Le développement des aéroports a un rôle important à jouer en matière de réduction des émissions de gaz à effet de serre, grâce à l’application de redevances visant à encourager des modes de combustion plus efficaces. Le carburant aviation durable permet de réduire de 80% les émissions de CO2 par rapport au carburant standard actuel. Mais ce n’est pas là le seul moyen d’atténuer l’impact environnemental des aéroports. D’autres améliorations sont possibles, avec à la clé des avantages supplémentaires sur le plan financier et social. Pensons par exemple au développement d’un réseau de transport électrique depuis et vers l’aéroport, au transport des passagers à bord de bus électriques entre la porte d’embarquement et l’avion, à l’installation d’un éclairage LED, à l’amélioration des systèmes de mesurage, de surveillance et de contrôle, à l’optimisation des systèmes de chauffage et de refroidissement et à l’introduction de techniques de correction du facteur de puissance.
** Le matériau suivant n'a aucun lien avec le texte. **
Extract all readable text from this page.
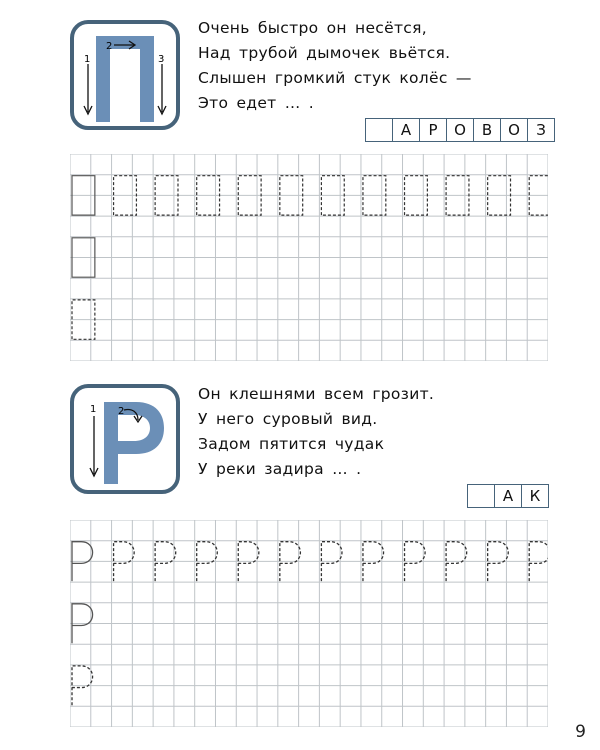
1
2
3
Очень быстро он несётся,
Над трубой дымочек вьётся.
Слышен громкий стук колёс —
Это едет … .
А	Р	О	В	О	З
1 2
Он клешнями всем грозит.
У него суровый вид.
Задом пятится чудак
У реки задира … .
А	К
9
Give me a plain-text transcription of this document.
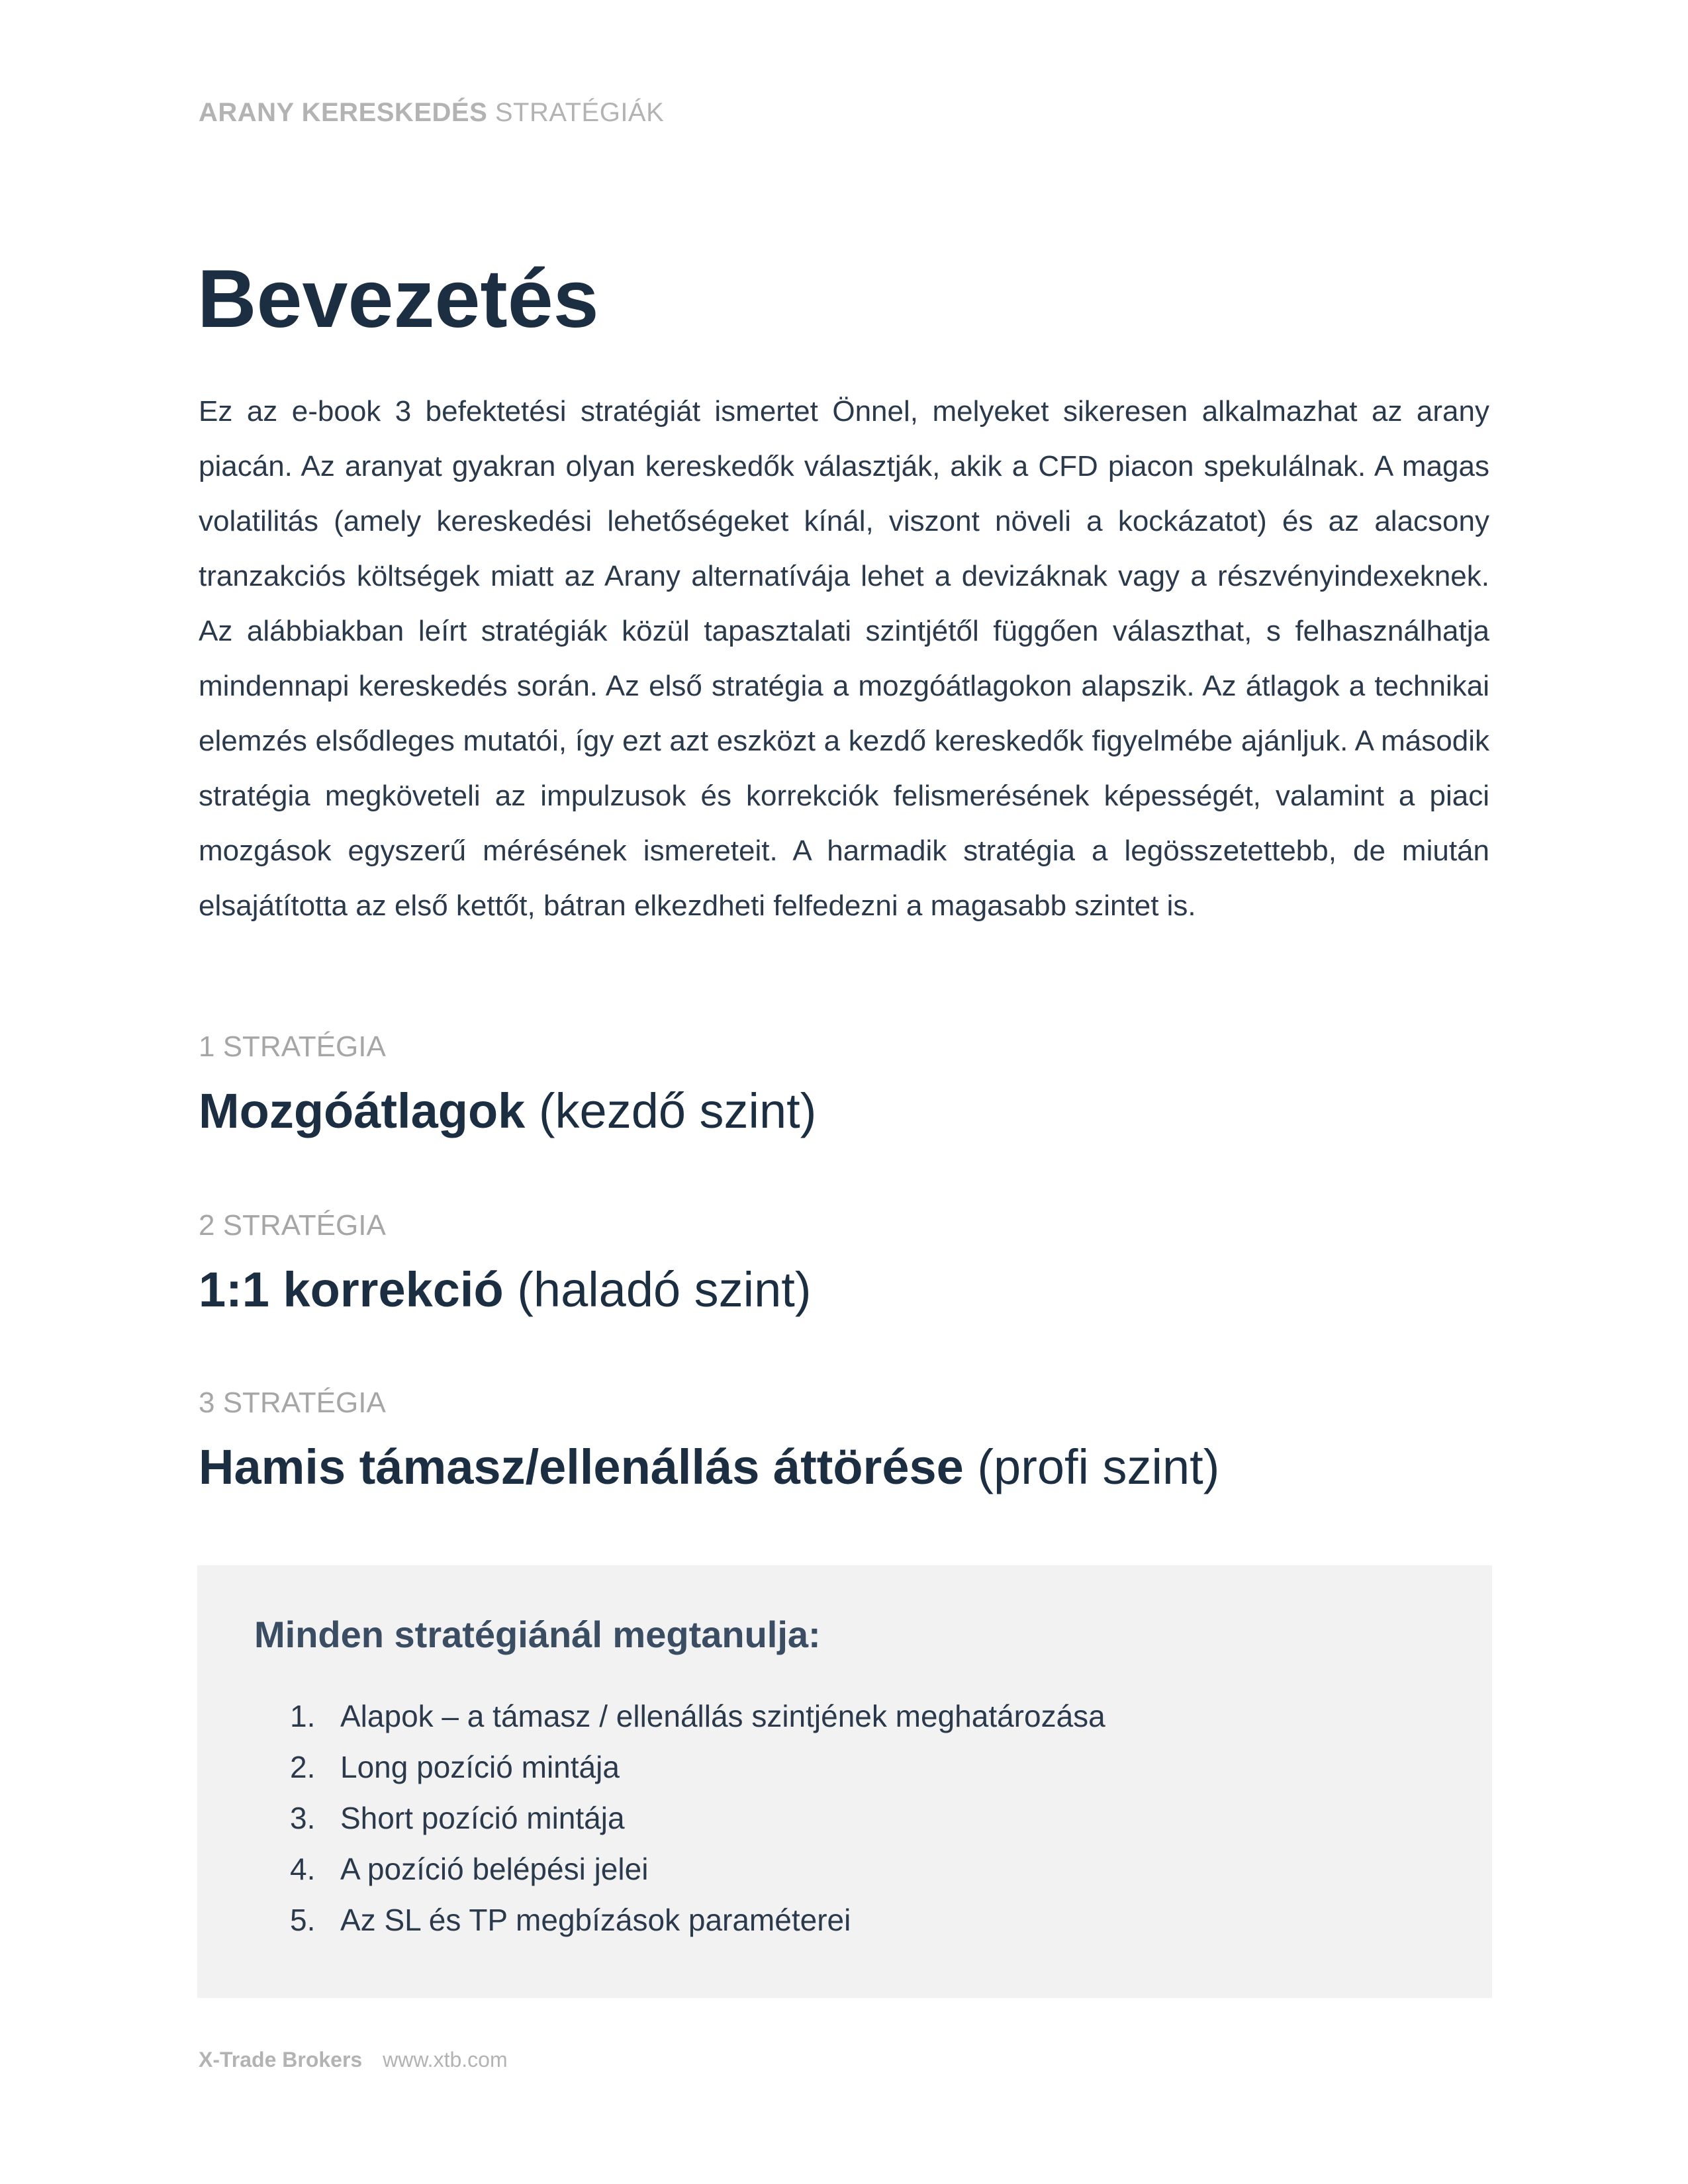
ARANY KERESKEDÉS STRATÉGIÁK
Bevezetés

Ez az e-book 3 befektetési stratégiát ismertet Önnel, melyeket sikeresen alkalmazhat az arany piacán. Az aranyat gyakran olyan kereskedők választják, akik a CFD piacon spekulálnak. A magas volatilitás (amely kereskedési lehetőségeket kínál, viszont növeli a kockázatot) és az alacsony tranzakciós költségek miatt az Arany alternatívája lehet a devizáknak vagy a részvényindexeknek. Az alábbiakban leírt stratégiák közül tapasztalati szintjétől függően választhat, s felhasználhatja mindennapi kereskedés során. Az első stratégia a mozgóátlagokon alapszik. Az átlagok a technikai elemzés elsődleges mutatói, így ezt azt eszközt a kezdő kereskedők figyelmébe ajánljuk. A második stratégia megköveteli az impulzusok és korrekciók felismerésének képességét, valamint a piaci mozgások egyszerű mérésének ismereteit. A harmadik stratégia a legösszetettebb, de miután elsajátította az első kettőt, bátran elkezdheti felfedezni a magasabb szintet is.

1 STRATÉGIA
Mozgóátlagok (kezdő szint)
2 STRATÉGIA
1:1 korrekció (haladó szint)
3 STRATÉGIA
Hamis támasz/ellenállás áttörése (profi szint)
Minden stratégiánál megtanulja:
1. Alapok – a támasz / ellenállás szintjének meghatározása
2. Long pozíció mintája
3. Short pozíció mintája
4. A pozíció belépési jelei
5. Az SL és TP megbízások paraméterei
X-Trade Brokers www.xtb.com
Les aéroports pourraient en outre produire leur propre énergie renouvelable pour alimenter leurs systèmes de récupération et de gestion des déchets et de l’eau. Compte tenu de la vitesse à laquelle le trafic aérien se développe (il double de volume tous les 15 ans1), le potentiel de rendement de ces investissements durables est considérable.
Les infrastructures portuaires sont elles aussi source d’opportunités pour les investisseurs responsables. La part du transport maritime dans les échanges mondiaux tourne autour de 90%1. Bien que représentant un volume d’émissions élevé en termes absolus, le bateau reste un moyen de transport extrêmement efficace sur le plan de l’énergie consommée et des rejets de CO2. Les exigences en matière d’efficacité énergétique – qui visent notamment à limiter la teneur en soufre du carburant – se durcissent à une cadence effrénée. Certains navires réduisent leurs émissions en installant des systèmes de filtrage des gaz d’échappement ou des épurateurs, dont le montage et la maintenance sont assurés à quai. A noter également que de nombreux armateurs se tournent vers le gaz naturel liquéfié comme source d’énergie. Là aussi, des projets d’infrastructure à grande échelle sont nécessaires pour aménager les ports existants ou en développer de nouveaux.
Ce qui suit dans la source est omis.